Redução das escalas vai afetar a produtividade do Brasil?

Produção dependerá da capacidade de adaptação das empresas. Carneiro estima que o impacto inicial pode ser sentido em empresas com a operação dependente de turnos contínuos. Ele, entretanto, ressalta que a redução do fluxo não é uma realidade. "Empresas podem reorganizar turnos, reduzir ociosidade, melhorar processos, contratar pontualmente ou elevar a produtividade por hora", diz o professor ao citar um estudo da OIT (Organização Internacional do Trabalho) que associa jornadas longas a menores ritmos de produção.

O impacto dependerá muito da capacidade de cada empresa de aumentar a produtividade por hora trabalhada e reorganizar suas operações. Indústrias mais automatizadas tendem a sentir menos os efeitos da mudança. Outros setores podem precisar ampliar equipes, reorganizar escalas, absorver custos adicionais e enfrentar quedas temporárias de produção até a adaptação.
Antonio Carlos Santos, presidente do Sescon-SP

No médio prazo, a redução da exaustão tende a favorecer produtividade, engajamento e retenção de talentos. [...] Trabalhadores mais descansados apresentam maior capacidade de concentração, menor propensão a erros, melhor regulação emocional e mais disposição para cumprir metas.
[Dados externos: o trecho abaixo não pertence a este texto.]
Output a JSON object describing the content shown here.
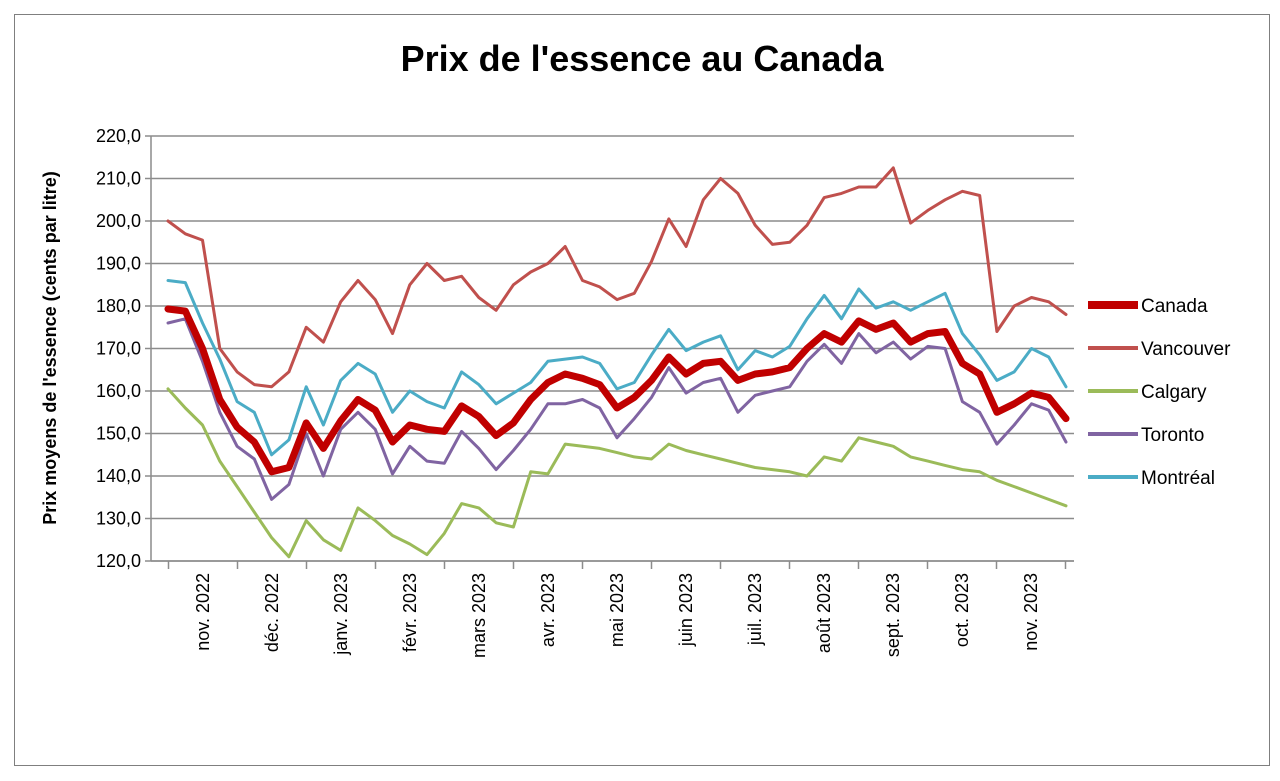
{
  "chart_data": {
    "type": "line",
    "title": "Prix de l'essence au Canada",
    "ylabel": "Prix moyens de l'essence (cents par litre)",
    "xlabel": "",
    "ylim": [
      120,
      220
    ],
    "y_ticks": [
      "120,0",
      "130,0",
      "140,0",
      "150,0",
      "160,0",
      "170,0",
      "180,0",
      "190,0",
      "200,0",
      "210,0",
      "220,0"
    ],
    "month_labels": [
      "nov. 2022",
      "déc. 2022",
      "janv. 2023",
      "févr. 2023",
      "mars 2023",
      "avr. 2023",
      "mai 2023",
      "juin 2023",
      "juil. 2023",
      "août 2023",
      "sept. 2023",
      "oct. 2023",
      "nov. 2023"
    ],
    "grid": true,
    "legend_position": "right",
    "series": [
      {
        "name": "Canada",
        "color": "#c00000",
        "width": 7,
        "values": [
          179.3,
          178.8,
          170.0,
          158.0,
          151.5,
          148.0,
          141.0,
          142.0,
          152.5,
          146.5,
          153.0,
          158.0,
          155.5,
          148.0,
          152.0,
          151.0,
          150.5,
          156.5,
          154.0,
          149.5,
          152.5,
          158.0,
          162.0,
          164.0,
          163.0,
          161.5,
          156.0,
          158.5,
          162.5,
          168.0,
          164.0,
          166.5,
          167.0,
          162.5,
          164.0,
          164.5,
          165.5,
          170.0,
          173.5,
          171.5,
          176.5,
          174.5,
          176.0,
          171.5,
          173.5,
          174.0,
          166.5,
          164.0,
          155.0,
          157.0,
          159.5,
          158.5,
          153.5
        ]
      },
      {
        "name": "Vancouver",
        "color": "#c0504d",
        "width": 3,
        "values": [
          200.0,
          197.0,
          195.5,
          170.0,
          164.5,
          161.5,
          161.0,
          164.5,
          175.0,
          171.5,
          181.0,
          186.0,
          181.5,
          173.5,
          185.0,
          190.0,
          186.0,
          187.0,
          182.0,
          179.0,
          185.0,
          188.0,
          190.0,
          194.0,
          186.0,
          184.5,
          181.5,
          183.0,
          190.5,
          200.5,
          194.0,
          205.0,
          210.0,
          206.5,
          199.0,
          194.5,
          195.0,
          199.0,
          205.5,
          206.5,
          208.0,
          208.0,
          212.5,
          199.5,
          202.5,
          205.0,
          207.0,
          206.0,
          174.0,
          180.0,
          182.0,
          181.0,
          178.0
        ]
      },
      {
        "name": "Calgary",
        "color": "#9bbb59",
        "width": 3,
        "values": [
          160.5,
          156.0,
          152.0,
          143.5,
          137.5,
          131.5,
          125.5,
          121.0,
          129.5,
          125.0,
          122.5,
          132.5,
          129.5,
          126.0,
          124.0,
          121.5,
          126.5,
          133.5,
          132.5,
          129.0,
          128.0,
          141.0,
          140.5,
          147.5,
          147.0,
          146.5,
          145.5,
          144.5,
          144.0,
          147.5,
          146.0,
          145.0,
          144.0,
          143.0,
          142.0,
          141.5,
          141.0,
          140.0,
          144.5,
          143.5,
          149.0,
          148.0,
          147.0,
          144.5,
          143.5,
          142.5,
          141.5,
          141.0,
          139.0,
          137.5,
          136.0,
          134.5,
          133.0
        ]
      },
      {
        "name": "Toronto",
        "color": "#8064a2",
        "width": 3,
        "values": [
          176.0,
          177.0,
          167.0,
          155.0,
          147.0,
          144.0,
          134.5,
          138.0,
          150.0,
          140.0,
          151.0,
          155.0,
          151.0,
          140.5,
          147.0,
          143.5,
          143.0,
          150.5,
          146.5,
          141.5,
          146.0,
          151.0,
          157.0,
          157.0,
          158.0,
          156.0,
          149.0,
          153.5,
          158.5,
          165.5,
          159.5,
          162.0,
          163.0,
          155.0,
          159.0,
          160.0,
          161.0,
          167.0,
          171.0,
          166.5,
          173.5,
          169.0,
          171.5,
          167.5,
          170.5,
          170.0,
          157.5,
          155.0,
          147.5,
          152.0,
          157.0,
          155.5,
          148.0
        ]
      },
      {
        "name": "Montréal",
        "color": "#4bacc6",
        "width": 3,
        "values": [
          186.0,
          185.5,
          176.0,
          167.5,
          157.5,
          155.0,
          145.0,
          148.5,
          161.0,
          152.0,
          162.5,
          166.5,
          164.0,
          155.0,
          160.0,
          157.5,
          156.0,
          164.5,
          161.5,
          157.0,
          159.5,
          162.0,
          167.0,
          167.5,
          168.0,
          166.5,
          160.5,
          162.0,
          168.5,
          174.5,
          169.5,
          171.5,
          173.0,
          165.0,
          169.5,
          168.0,
          170.5,
          177.0,
          182.5,
          177.0,
          184.0,
          179.5,
          181.0,
          179.0,
          181.0,
          183.0,
          173.5,
          168.5,
          162.5,
          164.5,
          170.0,
          168.0,
          161.0
        ]
      }
    ]
  }
}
Isso reduz afastamentos, turnover e custos invisíveis associados ao adoecimento, à baixa produtividade e à rotatividade.
Soraia Pena, psicóloga organizacional de relações do trabalho

Competitividade internacional do Brasil será prejudicada?

Especialistas descartam efeito da escala 5x2 com pares internacionais. Eles apontam que a alteração prevista alinha o mercado brasileiro com práticas globais. "Não existe risco de perder competitividade internacional, porque esse é o caminho que os países estão adotando", afirma Beni. "Vários países concorrentes já operam com jornadas de 40 horas ou menos, o que reduz a força do argumento de que a mudança, isoladamente, tornaria o Brasil menos competitivo", reforça Carneiro.